Opted for a bright color that could be used for sailing as well.
 After we donned the provided gear and got ready to push in, a local gentleman wondered over to tell us to be careful of the strong Taupo winds and then gave us a hand with pushing in.  We yelled our thanks and then proceeded to do our best to make some headway.  It was made difficult as I didn't put down the rudder and it was held firmly in place by a metal hook.  We must have looked like drunken pirates!  We paddled for a little ways down the coast before backing in and unhooking the rudder.  I'm pretty sure we were still being watched by the locals, but I didn't want to come back into the same place to get the kayak in working order.  With the rudder down, we proceeded to paddle around the east coast of the bay to a point that Laura told us about and then headed directly west to another point and then back to the yacht club.  We paddled for about 2.5 hours and covered approximately 16km. 

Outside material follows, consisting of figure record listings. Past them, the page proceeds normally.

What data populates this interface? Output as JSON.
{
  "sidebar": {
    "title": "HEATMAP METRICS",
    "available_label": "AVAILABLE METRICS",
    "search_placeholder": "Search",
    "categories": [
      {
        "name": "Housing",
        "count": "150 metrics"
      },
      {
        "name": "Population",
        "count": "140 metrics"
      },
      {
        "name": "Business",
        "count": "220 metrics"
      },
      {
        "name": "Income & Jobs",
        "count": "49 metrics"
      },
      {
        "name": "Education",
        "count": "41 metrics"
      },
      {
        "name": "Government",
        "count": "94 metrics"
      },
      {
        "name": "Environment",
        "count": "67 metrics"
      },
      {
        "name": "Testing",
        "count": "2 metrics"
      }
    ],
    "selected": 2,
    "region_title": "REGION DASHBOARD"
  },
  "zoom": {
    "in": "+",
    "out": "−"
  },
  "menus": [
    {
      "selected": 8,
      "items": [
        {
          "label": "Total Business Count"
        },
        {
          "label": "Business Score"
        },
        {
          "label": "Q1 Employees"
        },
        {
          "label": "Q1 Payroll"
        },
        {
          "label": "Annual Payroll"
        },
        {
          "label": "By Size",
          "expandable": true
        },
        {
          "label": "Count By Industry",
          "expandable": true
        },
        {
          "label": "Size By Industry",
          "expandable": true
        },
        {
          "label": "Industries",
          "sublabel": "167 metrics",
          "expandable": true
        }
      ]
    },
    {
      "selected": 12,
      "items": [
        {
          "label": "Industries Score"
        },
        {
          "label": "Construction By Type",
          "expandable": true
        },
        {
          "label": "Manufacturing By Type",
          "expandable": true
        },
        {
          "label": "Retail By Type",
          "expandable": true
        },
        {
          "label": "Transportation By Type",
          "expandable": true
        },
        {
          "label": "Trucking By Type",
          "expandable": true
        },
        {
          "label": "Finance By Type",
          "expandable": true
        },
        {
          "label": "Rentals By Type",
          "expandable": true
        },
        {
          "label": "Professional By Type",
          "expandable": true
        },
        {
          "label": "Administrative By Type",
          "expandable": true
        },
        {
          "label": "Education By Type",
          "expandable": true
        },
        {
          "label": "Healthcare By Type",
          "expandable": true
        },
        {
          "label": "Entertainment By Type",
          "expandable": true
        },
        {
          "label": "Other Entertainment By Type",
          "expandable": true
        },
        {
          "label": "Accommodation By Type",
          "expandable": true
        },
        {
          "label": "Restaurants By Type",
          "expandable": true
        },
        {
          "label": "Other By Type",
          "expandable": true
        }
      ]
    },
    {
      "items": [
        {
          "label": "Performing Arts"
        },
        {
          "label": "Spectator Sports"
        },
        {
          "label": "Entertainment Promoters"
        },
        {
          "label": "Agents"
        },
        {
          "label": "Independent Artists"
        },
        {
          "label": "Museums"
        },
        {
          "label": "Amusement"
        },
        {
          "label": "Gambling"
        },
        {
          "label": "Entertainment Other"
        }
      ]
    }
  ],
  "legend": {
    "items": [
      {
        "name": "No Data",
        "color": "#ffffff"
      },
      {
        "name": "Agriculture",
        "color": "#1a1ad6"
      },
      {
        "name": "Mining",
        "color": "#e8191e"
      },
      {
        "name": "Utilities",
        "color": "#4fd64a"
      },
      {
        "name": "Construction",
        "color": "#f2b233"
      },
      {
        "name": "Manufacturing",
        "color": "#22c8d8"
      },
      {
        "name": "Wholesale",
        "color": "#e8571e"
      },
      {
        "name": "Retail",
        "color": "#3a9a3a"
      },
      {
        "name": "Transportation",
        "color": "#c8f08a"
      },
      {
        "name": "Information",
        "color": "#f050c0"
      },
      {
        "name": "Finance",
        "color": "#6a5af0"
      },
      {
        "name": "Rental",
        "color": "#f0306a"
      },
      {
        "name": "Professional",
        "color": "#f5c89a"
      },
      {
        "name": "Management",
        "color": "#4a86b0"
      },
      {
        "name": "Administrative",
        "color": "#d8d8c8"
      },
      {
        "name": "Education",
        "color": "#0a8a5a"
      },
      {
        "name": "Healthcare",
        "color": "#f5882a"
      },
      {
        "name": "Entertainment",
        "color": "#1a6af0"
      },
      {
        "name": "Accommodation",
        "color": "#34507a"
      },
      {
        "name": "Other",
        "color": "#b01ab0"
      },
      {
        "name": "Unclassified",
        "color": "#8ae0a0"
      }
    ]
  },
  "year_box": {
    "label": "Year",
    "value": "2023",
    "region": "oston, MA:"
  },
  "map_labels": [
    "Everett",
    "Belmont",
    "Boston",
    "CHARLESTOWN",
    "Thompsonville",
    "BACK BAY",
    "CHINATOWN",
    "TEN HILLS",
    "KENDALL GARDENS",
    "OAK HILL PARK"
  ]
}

Some background info from wiki about the lake: largest lake by surface area in New Zealand and 2nd largest in Oceania.  You can see Lake Taupo from the Tongariro Alpine Crossing.  It is drained by the Waikato River (New Zealand's longest river) which the Huka Falls is on.  Taupo is home to Ironman New Zealand and Lake Taupo is home to the swim leg and there is 2 laps of the hilly area for the bike.  There is also the Lake Taupo Cycle Challenge, where you have 12 options to suit your pain enjoyment level.  There is the soft cheeks of 1 lap (160km) to the buns of titanium known as the Extreme Enduro, which consists of 8 (160km) laps!  Each lap has 1308m of climbing.  This ride starts at noon on Wed and while there is no cut-off the full event prize giving is at 6pm on Sat.  Who wants to start training for the November challenge?  From the organizers, the enduro is a challenge and not a race.